No auge da pandemia, o populista presidente do México, Manuel López Obrador, adotou um comportamento negacionista em relação ao coronavírus. Enquanto seu próprio Ministério da Saúde pedia que as pessoas guardassem distanciamento social, AMLO, como é conhecido, percorria o país apertando mãos e abraçando cidadãos, que lhe pediam favores e tiravam selfies coladas ao político.
— Há quem diga que, por conta do coronavírus, não devemos nos abraçar. Mas temos de nos abraçar, não há problema — dizia, desdenhando da covid-19.
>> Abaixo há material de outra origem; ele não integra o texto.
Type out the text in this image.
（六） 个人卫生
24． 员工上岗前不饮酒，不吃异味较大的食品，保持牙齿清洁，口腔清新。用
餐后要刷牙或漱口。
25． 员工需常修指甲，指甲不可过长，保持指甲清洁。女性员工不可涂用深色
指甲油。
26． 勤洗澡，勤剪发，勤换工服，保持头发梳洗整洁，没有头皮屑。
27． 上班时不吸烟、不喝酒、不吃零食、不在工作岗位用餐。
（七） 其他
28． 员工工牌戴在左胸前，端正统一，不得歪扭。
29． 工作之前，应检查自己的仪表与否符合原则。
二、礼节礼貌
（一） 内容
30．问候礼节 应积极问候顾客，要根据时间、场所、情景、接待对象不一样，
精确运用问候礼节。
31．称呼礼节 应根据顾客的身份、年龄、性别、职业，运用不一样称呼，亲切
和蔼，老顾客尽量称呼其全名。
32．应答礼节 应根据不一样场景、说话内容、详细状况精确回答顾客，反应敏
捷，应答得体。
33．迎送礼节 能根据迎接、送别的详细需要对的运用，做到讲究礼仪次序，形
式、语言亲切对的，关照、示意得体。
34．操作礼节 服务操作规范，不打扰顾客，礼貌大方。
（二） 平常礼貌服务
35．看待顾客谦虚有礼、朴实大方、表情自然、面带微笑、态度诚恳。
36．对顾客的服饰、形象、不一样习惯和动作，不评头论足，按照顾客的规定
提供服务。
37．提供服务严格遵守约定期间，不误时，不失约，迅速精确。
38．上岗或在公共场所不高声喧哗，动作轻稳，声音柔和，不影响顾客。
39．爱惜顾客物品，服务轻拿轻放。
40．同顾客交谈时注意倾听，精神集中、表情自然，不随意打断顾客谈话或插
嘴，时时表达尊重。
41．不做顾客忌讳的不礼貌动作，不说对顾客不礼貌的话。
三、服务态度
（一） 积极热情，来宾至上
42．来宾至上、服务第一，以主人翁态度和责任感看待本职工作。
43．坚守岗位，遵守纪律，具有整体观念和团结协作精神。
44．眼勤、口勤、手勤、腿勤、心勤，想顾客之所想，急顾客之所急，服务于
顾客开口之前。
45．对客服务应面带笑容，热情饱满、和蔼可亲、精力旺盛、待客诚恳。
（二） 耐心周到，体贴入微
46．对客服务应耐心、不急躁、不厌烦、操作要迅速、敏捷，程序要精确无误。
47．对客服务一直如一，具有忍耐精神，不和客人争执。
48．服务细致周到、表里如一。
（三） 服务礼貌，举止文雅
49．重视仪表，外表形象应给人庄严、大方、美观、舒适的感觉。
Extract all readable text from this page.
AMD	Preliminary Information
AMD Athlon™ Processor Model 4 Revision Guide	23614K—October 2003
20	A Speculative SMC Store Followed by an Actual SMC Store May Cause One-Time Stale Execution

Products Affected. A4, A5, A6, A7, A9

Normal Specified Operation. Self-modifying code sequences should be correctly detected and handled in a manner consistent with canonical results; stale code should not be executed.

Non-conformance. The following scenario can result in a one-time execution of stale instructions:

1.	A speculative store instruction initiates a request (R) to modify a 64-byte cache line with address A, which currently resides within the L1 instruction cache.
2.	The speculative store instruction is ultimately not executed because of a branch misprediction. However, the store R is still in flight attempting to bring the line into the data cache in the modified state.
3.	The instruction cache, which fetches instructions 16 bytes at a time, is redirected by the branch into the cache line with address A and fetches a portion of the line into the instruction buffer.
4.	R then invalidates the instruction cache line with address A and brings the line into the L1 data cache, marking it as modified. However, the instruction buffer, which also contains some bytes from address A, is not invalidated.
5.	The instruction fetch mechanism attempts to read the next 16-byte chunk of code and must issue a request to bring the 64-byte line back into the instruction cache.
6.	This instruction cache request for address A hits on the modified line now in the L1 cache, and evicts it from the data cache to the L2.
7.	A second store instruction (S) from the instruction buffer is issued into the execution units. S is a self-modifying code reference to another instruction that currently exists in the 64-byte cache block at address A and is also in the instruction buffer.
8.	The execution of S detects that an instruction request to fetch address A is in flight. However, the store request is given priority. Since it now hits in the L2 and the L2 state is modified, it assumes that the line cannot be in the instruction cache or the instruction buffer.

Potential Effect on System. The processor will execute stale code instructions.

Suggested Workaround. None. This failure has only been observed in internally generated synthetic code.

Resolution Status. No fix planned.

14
À época, a agora presidente eleita era chefe de governo da Cidade do México. Formada em Física, com mestrado em energia e doutora em engenharia ambiental, Claudia Sheinbaum é uma mulher da ciência. Não cedeu aos caprichos de AMLO. Ao contrário, implementou políticas de emergência comprometidas com a saúde pública e adotou uma estratégia epidemiológica elogiada até hoje.
Demarcar diferenças entre ela e seu mentor político será fundamental nesse longo mandato presidencial, de seis anos. Uma das principais economias da região, vizinho dos Estados Unidos, cuja proximidade determina, para o bem e para o mal, muito de sua realidade, o México vive a pior onda de violência de sua história, com homicídios nas alturas e a influência do narcotráfico em praticamente todos os setores públicos.
Como fazem todos os populistas, de esquerda e direita, AMLO lançou mão de ataques à Justiça e à imprensa profissional. Uma das medidas que vinha propondo é que ministros da Suprema Corte e demais juízes sejam eleitos pelo voto popular. Também defendia eleição para o Instituto Nacional Eleitoral, um órgão autônomo.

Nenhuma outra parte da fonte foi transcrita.